The true prophet of the Church of the future will be the one who comes from the "desert" like Moses, Elijah, John the Baptist, Paul and especially Jesus, people of God and with that special glow that only those who are used to talk with God face to face have.
4. Reading of Final Message, No. 5-6.
5. Community discussion.
• John XXIII in his opening address to the Second Vatican Council (October 11, 1962) stated: "In the daily exercise of our pastoral ministry, there sometimes come to our ears, the voices of some, who, though are very zealous for religion, seem to have too little discretion and judgement. Such are those who in our modern times seem to see nothing but lies and ruination ...It seems necessary to say that we disagree with these "prophets of doom" who are always announcing upcoming dreadful events as if it were the end of time ... ". What does it mean to you personally, that a Carmelite is a "prophet of hope" in our world?
• "The true contemplative is carrying the light of the risen Christ in the middle of the nights of humanity" (No. 6). What are the “deserts” that affect our society and the people we serve in our ministries? What does your community do in order to be a "light" in those dark nights? What more could it do?

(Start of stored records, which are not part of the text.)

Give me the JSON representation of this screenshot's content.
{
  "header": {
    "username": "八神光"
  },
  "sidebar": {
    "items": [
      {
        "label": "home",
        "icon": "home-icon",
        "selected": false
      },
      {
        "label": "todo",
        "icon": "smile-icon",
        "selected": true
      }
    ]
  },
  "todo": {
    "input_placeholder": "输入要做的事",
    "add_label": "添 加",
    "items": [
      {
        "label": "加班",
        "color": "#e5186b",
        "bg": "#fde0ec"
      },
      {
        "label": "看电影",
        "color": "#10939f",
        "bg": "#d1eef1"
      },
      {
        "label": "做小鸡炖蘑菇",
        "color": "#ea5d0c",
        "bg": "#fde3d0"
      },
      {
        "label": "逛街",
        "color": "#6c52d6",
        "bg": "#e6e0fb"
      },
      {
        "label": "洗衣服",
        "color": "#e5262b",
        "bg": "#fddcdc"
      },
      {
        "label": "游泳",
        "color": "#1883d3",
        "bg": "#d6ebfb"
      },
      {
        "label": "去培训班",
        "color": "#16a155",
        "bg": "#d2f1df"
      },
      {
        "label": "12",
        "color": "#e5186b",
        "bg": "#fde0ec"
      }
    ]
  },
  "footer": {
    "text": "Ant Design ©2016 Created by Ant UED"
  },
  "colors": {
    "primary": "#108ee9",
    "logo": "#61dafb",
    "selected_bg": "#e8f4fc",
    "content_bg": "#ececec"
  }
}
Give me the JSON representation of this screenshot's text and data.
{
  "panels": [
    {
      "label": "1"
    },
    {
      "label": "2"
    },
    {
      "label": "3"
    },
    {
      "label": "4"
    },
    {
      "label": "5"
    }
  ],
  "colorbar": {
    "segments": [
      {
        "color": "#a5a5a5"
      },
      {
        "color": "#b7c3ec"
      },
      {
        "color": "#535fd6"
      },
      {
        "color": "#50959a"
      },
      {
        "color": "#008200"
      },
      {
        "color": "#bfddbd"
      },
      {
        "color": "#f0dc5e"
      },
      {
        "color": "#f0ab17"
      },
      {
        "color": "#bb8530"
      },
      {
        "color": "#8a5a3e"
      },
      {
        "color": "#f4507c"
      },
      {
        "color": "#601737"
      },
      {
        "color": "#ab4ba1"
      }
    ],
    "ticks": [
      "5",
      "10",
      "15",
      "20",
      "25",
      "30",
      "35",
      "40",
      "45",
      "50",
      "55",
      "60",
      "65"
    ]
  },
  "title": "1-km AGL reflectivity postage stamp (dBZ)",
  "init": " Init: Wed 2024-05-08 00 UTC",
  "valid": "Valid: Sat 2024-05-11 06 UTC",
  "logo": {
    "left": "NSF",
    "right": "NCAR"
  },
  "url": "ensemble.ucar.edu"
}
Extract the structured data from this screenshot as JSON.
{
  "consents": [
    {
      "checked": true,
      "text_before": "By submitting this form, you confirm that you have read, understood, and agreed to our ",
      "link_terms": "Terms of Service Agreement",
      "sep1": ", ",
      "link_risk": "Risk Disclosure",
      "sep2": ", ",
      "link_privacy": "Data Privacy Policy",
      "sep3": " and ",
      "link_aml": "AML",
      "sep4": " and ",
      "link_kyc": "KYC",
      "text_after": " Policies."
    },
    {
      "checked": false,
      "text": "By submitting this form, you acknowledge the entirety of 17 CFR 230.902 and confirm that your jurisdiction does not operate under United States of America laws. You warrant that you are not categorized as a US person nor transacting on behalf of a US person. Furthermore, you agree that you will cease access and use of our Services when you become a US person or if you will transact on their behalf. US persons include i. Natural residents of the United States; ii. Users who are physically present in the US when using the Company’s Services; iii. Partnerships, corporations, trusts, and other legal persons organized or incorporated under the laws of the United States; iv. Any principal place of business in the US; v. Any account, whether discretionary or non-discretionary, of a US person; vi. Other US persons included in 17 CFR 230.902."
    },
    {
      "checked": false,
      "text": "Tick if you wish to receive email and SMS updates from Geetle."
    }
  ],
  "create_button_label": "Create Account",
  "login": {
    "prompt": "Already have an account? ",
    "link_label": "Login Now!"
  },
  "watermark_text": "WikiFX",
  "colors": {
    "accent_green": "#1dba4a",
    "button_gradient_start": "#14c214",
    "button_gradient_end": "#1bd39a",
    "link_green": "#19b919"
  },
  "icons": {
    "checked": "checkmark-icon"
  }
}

• Pope Benedict, in the dialogue he had with the Prior General, Fr Fernando Millán, in August 2010, during the Pilgrimage of Hope, in Castelgandolfo, reminded us: "The Carmelites are the ones who teach us to pray ...". How do you relate this statement of the Pope with our prophetic Elijah dimension of our charism? What does this statement mean to you?
7. Our Father.
8. Marian Antiphon.
 Some specialists on Caravaggio affirm that the row became more acute when it became known among the ecclesiastical hierarchy that the model who posed for the painting (Lena Antognetti), was in fact the lover of the painter, and was a well known Roman prostitute. Others disagreed. Whatever the truth, it is certain that the life of the painter swung between the churches and palaces of the cardinals and the bordellos, gambling dens and taverns of the less salubrious parts of Rome. The great artist, by means of his work, tried to unite these two worlds. It was not without its arguments and dangers. However, it is certain that “the feet of the pilgrims”, finally passed the exam of orthodoxy and they remain for eternity.
 MILLÁN ROMERAL, F., “Et humiles victoria ornat (Sal 149,4)”, in Fonte 2 (2005) 112. The theology that lies behind the coronation of Our Lady is quite significant: “On may think, on a first superficial reading, that it is possible to crown Our Lady like a divine being far from the human condition […] Really, it is the complete opposite: in Mary we crown redeemed humanity, we recognise in Her what humanity can become and what we are called to be”.